Object classification in microscopic images is a task that convolutional neural networks handle well. A trained model takes in a tensor (a normalized image of fixed dimensions), passes it through layers of convolutions, pooling, and fully connected operations, and outputs a probability vector across classes. For mineralogy, a class is "olivine" or "pyroxene." For hematology — "neutrophil" or "lymphocyte." For defect inspection — "micropore" or "crack."
The key architectural idea is modularity. Each subject domain (mineralogy, parasitology, textiles, botany) is a separately trained model with its own class set. One platform, many "eyes," each trained to see its own thing. Adding a new domain doesn't require changing the architecture — only a trained model and a configuration.
Inference (applying a trained model to new data) must run on ordinary hardware without a server GPU. Modern runtime engines make this possible: a model trained on a powerful GPU can execute on a laptop with a regular processor — slower, but fast enough for microscopy, where the specimen isn't going anywhere.
Open datasets are the foundation. The scientific community has published hundreds of annotated microscopic image collections: blood cells, malaria parasites, mineral thin sections, weld defects, textile fibers, fungal spores, plant pollen. Each dataset represents years of researchers' work in manual annotation. Training models on this data is standard practice in modern machine learning.
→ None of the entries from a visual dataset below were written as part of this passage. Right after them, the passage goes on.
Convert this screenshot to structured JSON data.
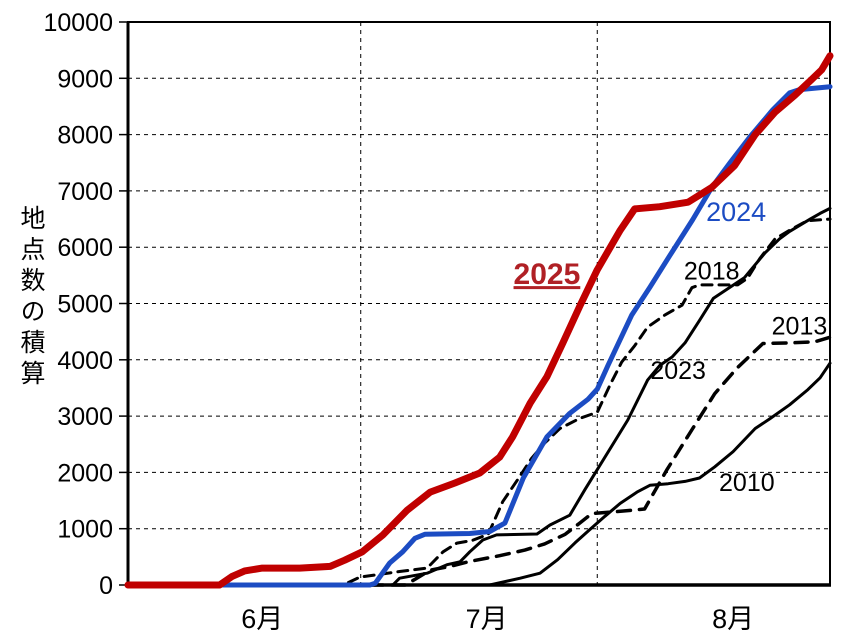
{
  "chart_data": {
    "type": "line",
    "title": "",
    "y_axis": {
      "label": "地点数の積算",
      "min": 0,
      "max": 10000,
      "tick_step": 1000,
      "ticks": [
        0,
        1000,
        2000,
        3000,
        4000,
        5000,
        6000,
        7000,
        8000,
        9000,
        10000
      ]
    },
    "x_axis": {
      "unit": "days from June 1",
      "min": 0,
      "max": 92,
      "month_labels": [
        {
          "text": "6月",
          "day": 17.6
        },
        {
          "text": "7月",
          "day": 47.0
        },
        {
          "text": "8月",
          "day": 79.3
        }
      ],
      "gridline_days": [
        30.5,
        61.5
      ]
    },
    "grid": {
      "horizontal": true,
      "vertical": true,
      "style": "dashed"
    },
    "legend_position": "inline-labels",
    "series": [
      {
        "name": "2010",
        "color": "#000000",
        "width": 3,
        "dash": "",
        "label": {
          "text": "2010",
          "day": 81.1,
          "value": 1790,
          "size": 25,
          "color": "#000000",
          "bold": false,
          "underline": false
        },
        "points": [
          [
            0,
            0
          ],
          [
            47.4,
            0
          ],
          [
            49.4,
            60
          ],
          [
            51.4,
            120
          ],
          [
            54,
            210
          ],
          [
            56.3,
            450
          ],
          [
            58.6,
            750
          ],
          [
            60.5,
            980
          ],
          [
            62.5,
            1220
          ],
          [
            64.5,
            1450
          ],
          [
            66.7,
            1650
          ],
          [
            68.4,
            1770
          ],
          [
            70.8,
            1800
          ],
          [
            73,
            1840
          ],
          [
            74.9,
            1900
          ],
          [
            76.9,
            2100
          ],
          [
            79.3,
            2370
          ],
          [
            82.2,
            2780
          ],
          [
            84.1,
            2950
          ],
          [
            86.7,
            3200
          ],
          [
            89.1,
            3470
          ],
          [
            90.7,
            3680
          ],
          [
            92,
            3940
          ]
        ]
      },
      {
        "name": "2013",
        "color": "#000000",
        "width": 3.5,
        "dash": "13 9",
        "label": {
          "text": "2013",
          "day": 88.0,
          "value": 4565,
          "size": 25,
          "color": "#000000",
          "bold": false,
          "underline": false
        },
        "points": [
          [
            0,
            0
          ],
          [
            36.3,
            0
          ],
          [
            37.6,
            100
          ],
          [
            39.6,
            265
          ],
          [
            42.2,
            330
          ],
          [
            44.8,
            420
          ],
          [
            48.7,
            520
          ],
          [
            52,
            620
          ],
          [
            54.6,
            730
          ],
          [
            57.3,
            900
          ],
          [
            59.2,
            1100
          ],
          [
            60.8,
            1270
          ],
          [
            63.8,
            1300
          ],
          [
            67.7,
            1350
          ],
          [
            70.6,
            2040
          ],
          [
            74,
            2780
          ],
          [
            76.9,
            3400
          ],
          [
            79.8,
            3850
          ],
          [
            83.2,
            4290
          ],
          [
            86.7,
            4300
          ],
          [
            90,
            4320
          ],
          [
            92,
            4400
          ]
        ]
      },
      {
        "name": "2023",
        "color": "#000000",
        "width": 3,
        "dash": "",
        "label": {
          "text": "2023",
          "day": 72.1,
          "value": 3780,
          "size": 25,
          "color": "#000000",
          "bold": false,
          "underline": false
        },
        "points": [
          [
            0,
            0
          ],
          [
            34.7,
            0
          ],
          [
            35.6,
            120
          ],
          [
            39.2,
            210
          ],
          [
            41.8,
            360
          ],
          [
            43.5,
            410
          ],
          [
            44.8,
            590
          ],
          [
            46.5,
            800
          ],
          [
            48.3,
            890
          ],
          [
            53.6,
            905
          ],
          [
            55.3,
            1065
          ],
          [
            57.9,
            1240
          ],
          [
            59.9,
            1700
          ],
          [
            61.5,
            2050
          ],
          [
            65.5,
            2930
          ],
          [
            68.1,
            3640
          ],
          [
            69.7,
            3900
          ],
          [
            71.3,
            4050
          ],
          [
            73,
            4300
          ],
          [
            74.9,
            4700
          ],
          [
            76.7,
            5090
          ],
          [
            78.9,
            5290
          ],
          [
            80.8,
            5460
          ],
          [
            83.5,
            5900
          ],
          [
            85.4,
            6150
          ],
          [
            86.7,
            6280
          ],
          [
            89.4,
            6500
          ],
          [
            90.7,
            6600
          ],
          [
            92,
            6690
          ]
        ]
      },
      {
        "name": "2018",
        "color": "#000000",
        "width": 3,
        "dash": "10 7",
        "label": {
          "text": "2018",
          "day": 76.5,
          "value": 5540,
          "size": 25,
          "color": "#000000",
          "bold": false,
          "underline": false
        },
        "points": [
          [
            0,
            0
          ],
          [
            28.2,
            0
          ],
          [
            30.4,
            140
          ],
          [
            33,
            190
          ],
          [
            35.6,
            240
          ],
          [
            39.2,
            300
          ],
          [
            41.3,
            590
          ],
          [
            43.1,
            745
          ],
          [
            45.1,
            790
          ],
          [
            47.2,
            900
          ],
          [
            49.1,
            1480
          ],
          [
            51,
            1860
          ],
          [
            52.9,
            2250
          ],
          [
            54.6,
            2520
          ],
          [
            56.6,
            2780
          ],
          [
            59.2,
            2960
          ],
          [
            61.5,
            3070
          ],
          [
            63.2,
            3560
          ],
          [
            64.7,
            3960
          ],
          [
            66.4,
            4250
          ],
          [
            68.1,
            4580
          ],
          [
            70.4,
            4800
          ],
          [
            72.6,
            4970
          ],
          [
            73.9,
            5280
          ],
          [
            74.9,
            5330
          ],
          [
            79.9,
            5330
          ],
          [
            81.2,
            5450
          ],
          [
            82.8,
            5800
          ],
          [
            84.8,
            6150
          ],
          [
            86.7,
            6300
          ],
          [
            89,
            6470
          ],
          [
            92,
            6500
          ]
        ]
      },
      {
        "name": "2024",
        "color": "#1c4cc3",
        "width": 5,
        "dash": "",
        "label": {
          "text": "2024",
          "day": 79.7,
          "value": 6590,
          "size": 27,
          "color": "#1c4cc3",
          "bold": false,
          "underline": false
        },
        "points": [
          [
            0,
            0
          ],
          [
            31.7,
            0
          ],
          [
            32.4,
            30
          ],
          [
            34.3,
            390
          ],
          [
            36,
            590
          ],
          [
            37.6,
            830
          ],
          [
            38.9,
            900
          ],
          [
            44.8,
            915
          ],
          [
            47.4,
            950
          ],
          [
            49.4,
            1100
          ],
          [
            51.8,
            1900
          ],
          [
            54.9,
            2630
          ],
          [
            57.9,
            3050
          ],
          [
            60.3,
            3300
          ],
          [
            61.5,
            3480
          ],
          [
            62.9,
            3900
          ],
          [
            66,
            4790
          ],
          [
            68.4,
            5290
          ],
          [
            71,
            5850
          ],
          [
            74,
            6490
          ],
          [
            76.5,
            7060
          ],
          [
            78.9,
            7500
          ],
          [
            81.5,
            7960
          ],
          [
            84.5,
            8440
          ],
          [
            86.7,
            8740
          ],
          [
            88,
            8800
          ],
          [
            92,
            8850
          ]
        ]
      },
      {
        "name": "2025",
        "color": "#c00000",
        "width": 7,
        "dash": "",
        "label": {
          "text": "2025",
          "day": 54.9,
          "value": 5485,
          "size": 30,
          "color": "#b02025",
          "bold": true,
          "underline": true
        },
        "points": [
          [
            0,
            0
          ],
          [
            12,
            0
          ],
          [
            13.6,
            150
          ],
          [
            15.3,
            250
          ],
          [
            17.6,
            300
          ],
          [
            22.5,
            300
          ],
          [
            26.5,
            330
          ],
          [
            28.4,
            440
          ],
          [
            30.7,
            590
          ],
          [
            33.4,
            890
          ],
          [
            36.6,
            1330
          ],
          [
            39.6,
            1650
          ],
          [
            42.8,
            1810
          ],
          [
            46.1,
            1990
          ],
          [
            48.7,
            2270
          ],
          [
            50.4,
            2630
          ],
          [
            52.7,
            3230
          ],
          [
            54.9,
            3700
          ],
          [
            57,
            4300
          ],
          [
            59.2,
            4950
          ],
          [
            61.5,
            5600
          ],
          [
            64.5,
            6300
          ],
          [
            66.4,
            6680
          ],
          [
            69.7,
            6720
          ],
          [
            73.4,
            6800
          ],
          [
            76.5,
            7060
          ],
          [
            79.5,
            7450
          ],
          [
            82.2,
            8000
          ],
          [
            84.8,
            8400
          ],
          [
            87.4,
            8700
          ],
          [
            89.6,
            8980
          ],
          [
            90.9,
            9150
          ],
          [
            92,
            9400
          ]
        ]
      }
    ]
  }
}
The diagnostic overlay principle: classification results are rendered on top of the live image. Each annotation is the output of an ML model — class label and confidence score.
A geologist finds a rock in the field and wants to know the mineral composition from a thin section's optical properties — birefringence, pleochroism, extinction angle. A metallurgical engineer examines a weld microstructure — looking for micropores, cracks, assessing grain size. An ecologist filters a water sample and counts microplastic particles. A botanist scrapes a wall and identifies the fungal species by spore morphology. A textile analyst checks fabric composition — fiber type is determined by cross-section shape: triangular means silk, circular means polyester, ribbon-shaped with a lumen means cotton.
Each of these tasks is solved by a trained model. Each model is a separate module.
Everything described in this repository is grounded in published scientific work and established theory:
Sharpness evaluation — Tenengrad (Tenenbaum, 1970), Laplacian Variance (Pech-Pacheco et al., 2000), Vollath F4 (Vollath, 1987), Normalized Variance (Groen et al., 1985)
Zone system of exposure — Adams A., The Negative (1981)
Diffraction-limited resolution — Rayleigh criterion, d = 0.61λ/NA
Microscopy modalities — Zernike (phase contrast, Nobel Prize 1953), Nomarski (DIC, 1952)
Convolutional neural networks — LeCun et al. (1998), He et al. (ResNet, 2015)
Edge inference — ONNX standard (Open Neural Network Exchange)
This repository documents a research process. It contains no executable code, no medical recommendations, and no commercial products. All principles described are based on published scientific work.